By Sean Emery | semery@scng.com and Joe Nelson | jnelson@scng.com | Orange County Register
Published: March 14, 2018 at 6:13 pm | Updated: March 14, 2018 at 7:07 pm

Jurors in a federal civil rights trial have awarded $33.5 million to the family of a man who was shot and killed by a San Bernardino County sheriff’s deputy during a 2015 encounter at the El Rancho Motel in Barstow.

The eight-member jury deliberated for around two hours before unanimously awarding the parents of Nathaniel Harris Pickett Jr. $15.5 million in compensatory damages and $18 million in punitive damages, said Dale Galipo, a veteran civil rights attorney from Woodland Hills who represented the family during the trial.

“It’s the jury’s way of saying they will not tolerate the continued police shootings of unarmed people. The message it sends is that unjustified shootings will not be tolerated,” Galipo said.

He said he thought the jury’s monetary award might be the largest in the country involving a police shooting, and certainly the largest he has received from a jury in the 15 years he has been trying excessive use of force and wrongful death cases involving police.
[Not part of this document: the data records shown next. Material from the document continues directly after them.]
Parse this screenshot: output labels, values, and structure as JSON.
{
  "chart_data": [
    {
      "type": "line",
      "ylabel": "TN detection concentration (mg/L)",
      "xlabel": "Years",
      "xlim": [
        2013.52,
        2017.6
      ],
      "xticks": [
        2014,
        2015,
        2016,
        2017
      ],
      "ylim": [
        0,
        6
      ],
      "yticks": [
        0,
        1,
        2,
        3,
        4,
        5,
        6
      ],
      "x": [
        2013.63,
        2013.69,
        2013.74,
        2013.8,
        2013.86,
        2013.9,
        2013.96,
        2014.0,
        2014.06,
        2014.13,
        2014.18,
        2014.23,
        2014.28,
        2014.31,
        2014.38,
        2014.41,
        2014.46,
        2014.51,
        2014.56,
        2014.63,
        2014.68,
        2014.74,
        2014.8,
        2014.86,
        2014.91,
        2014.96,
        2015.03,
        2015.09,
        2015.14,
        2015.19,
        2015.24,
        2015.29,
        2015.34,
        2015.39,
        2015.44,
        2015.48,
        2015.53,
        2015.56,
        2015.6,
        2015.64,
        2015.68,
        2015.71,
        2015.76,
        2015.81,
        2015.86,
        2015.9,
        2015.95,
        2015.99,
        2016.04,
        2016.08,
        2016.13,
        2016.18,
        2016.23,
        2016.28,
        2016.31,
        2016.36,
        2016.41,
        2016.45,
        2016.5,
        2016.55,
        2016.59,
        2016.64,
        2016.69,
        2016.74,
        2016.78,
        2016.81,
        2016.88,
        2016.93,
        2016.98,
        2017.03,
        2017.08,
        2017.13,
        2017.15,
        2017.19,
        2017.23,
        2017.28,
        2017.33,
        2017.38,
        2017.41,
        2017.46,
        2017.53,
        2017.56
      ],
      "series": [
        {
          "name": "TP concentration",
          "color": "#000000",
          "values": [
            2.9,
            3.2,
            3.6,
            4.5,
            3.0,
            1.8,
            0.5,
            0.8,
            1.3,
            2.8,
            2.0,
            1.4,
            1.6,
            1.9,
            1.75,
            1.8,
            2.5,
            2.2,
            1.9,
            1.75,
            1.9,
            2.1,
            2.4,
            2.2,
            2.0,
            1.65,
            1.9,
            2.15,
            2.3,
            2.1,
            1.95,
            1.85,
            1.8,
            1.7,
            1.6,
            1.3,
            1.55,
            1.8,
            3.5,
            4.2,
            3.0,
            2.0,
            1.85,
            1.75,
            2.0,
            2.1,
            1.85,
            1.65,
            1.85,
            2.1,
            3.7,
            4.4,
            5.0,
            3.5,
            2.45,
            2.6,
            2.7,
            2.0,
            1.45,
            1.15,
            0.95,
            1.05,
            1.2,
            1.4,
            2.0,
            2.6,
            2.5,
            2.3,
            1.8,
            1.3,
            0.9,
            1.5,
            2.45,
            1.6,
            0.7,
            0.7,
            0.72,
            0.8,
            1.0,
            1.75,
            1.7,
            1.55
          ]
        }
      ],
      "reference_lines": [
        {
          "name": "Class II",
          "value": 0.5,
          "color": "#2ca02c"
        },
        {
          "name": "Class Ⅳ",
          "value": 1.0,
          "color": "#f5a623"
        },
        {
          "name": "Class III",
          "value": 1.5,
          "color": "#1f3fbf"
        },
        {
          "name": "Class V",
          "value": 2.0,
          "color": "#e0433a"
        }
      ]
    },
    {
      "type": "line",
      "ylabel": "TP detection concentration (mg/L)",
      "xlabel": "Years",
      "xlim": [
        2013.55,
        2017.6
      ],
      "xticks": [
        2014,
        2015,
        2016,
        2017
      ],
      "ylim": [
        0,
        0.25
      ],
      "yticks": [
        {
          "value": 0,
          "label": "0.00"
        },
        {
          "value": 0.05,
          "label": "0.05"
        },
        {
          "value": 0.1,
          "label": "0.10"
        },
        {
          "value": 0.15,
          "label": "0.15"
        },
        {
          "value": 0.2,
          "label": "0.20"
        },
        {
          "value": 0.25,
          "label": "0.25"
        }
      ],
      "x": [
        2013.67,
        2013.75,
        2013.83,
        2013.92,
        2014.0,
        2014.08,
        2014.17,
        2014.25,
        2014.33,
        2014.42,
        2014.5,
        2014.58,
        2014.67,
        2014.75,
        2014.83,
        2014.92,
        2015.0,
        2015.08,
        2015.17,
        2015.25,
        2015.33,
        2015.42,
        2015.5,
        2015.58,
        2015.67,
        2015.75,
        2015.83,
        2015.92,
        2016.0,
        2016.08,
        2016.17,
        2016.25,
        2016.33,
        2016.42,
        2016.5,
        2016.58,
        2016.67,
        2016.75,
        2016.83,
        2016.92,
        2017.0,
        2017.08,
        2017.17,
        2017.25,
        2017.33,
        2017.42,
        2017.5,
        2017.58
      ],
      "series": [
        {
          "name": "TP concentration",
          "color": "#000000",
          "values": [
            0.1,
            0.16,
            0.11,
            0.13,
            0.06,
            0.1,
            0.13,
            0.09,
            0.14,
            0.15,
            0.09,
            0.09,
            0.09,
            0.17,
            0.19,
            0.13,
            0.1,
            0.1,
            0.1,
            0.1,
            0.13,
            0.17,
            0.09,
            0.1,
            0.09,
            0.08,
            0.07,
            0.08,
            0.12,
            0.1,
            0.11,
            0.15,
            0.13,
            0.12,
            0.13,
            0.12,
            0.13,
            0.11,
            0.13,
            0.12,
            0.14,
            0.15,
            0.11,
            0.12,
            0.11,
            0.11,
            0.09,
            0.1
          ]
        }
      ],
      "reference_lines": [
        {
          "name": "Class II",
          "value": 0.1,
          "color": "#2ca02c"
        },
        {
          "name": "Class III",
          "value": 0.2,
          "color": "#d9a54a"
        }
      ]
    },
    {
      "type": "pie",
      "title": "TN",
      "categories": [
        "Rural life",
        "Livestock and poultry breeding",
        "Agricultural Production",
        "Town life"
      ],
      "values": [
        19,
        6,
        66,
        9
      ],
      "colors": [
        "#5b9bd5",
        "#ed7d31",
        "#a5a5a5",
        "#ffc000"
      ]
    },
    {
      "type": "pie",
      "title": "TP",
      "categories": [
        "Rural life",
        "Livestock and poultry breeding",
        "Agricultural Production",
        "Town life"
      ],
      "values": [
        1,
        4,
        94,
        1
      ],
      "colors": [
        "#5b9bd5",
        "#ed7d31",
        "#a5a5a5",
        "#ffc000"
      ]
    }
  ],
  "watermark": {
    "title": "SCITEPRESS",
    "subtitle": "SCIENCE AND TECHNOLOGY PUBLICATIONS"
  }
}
“I need to step back and pinch myself. It’s almost unbelievable,” Galipo said.

San Bernardino County spokesman David Wert referred comment to the Sheriff’s Department.

“We strongly disagree with the outcome based on the evidence in this case,” sheriff’s Lt. Sarkis Ohannessian said in a statement. “Our attorneys, the department and the county, will be discussing appealing the jury’s award.”

The federal lawsuit accused Deputy Kyle Woods of shooting an unarmed, mentally ill Pickett after a foot chase that began shortly after 9 p.m. on Nov. 19, 2015. Pickett had fallen down, the lawsuit alleged, and was on the ground, scooting back when the deputy shot him in the chest.

The San Bernardino County District Attorney’s Office concluded that the shooting was justified.

County prosecutors wrote in a report released in November 2016 that Woods believed Pickett was under the influence of a controlled substance and that Pickett had resisted arrest and punched the deputy, fracturing his nasal bone and knocking his head on cement.

The DA’s report indicated that Pickett attempted to grab Woods’ gun, causing the deputy to feel he was in a “life or death struggle with Pickett.”

Attorney’s for the Pickett family disputed the DA’s findings, and accused the deputy of changing his story multiple times.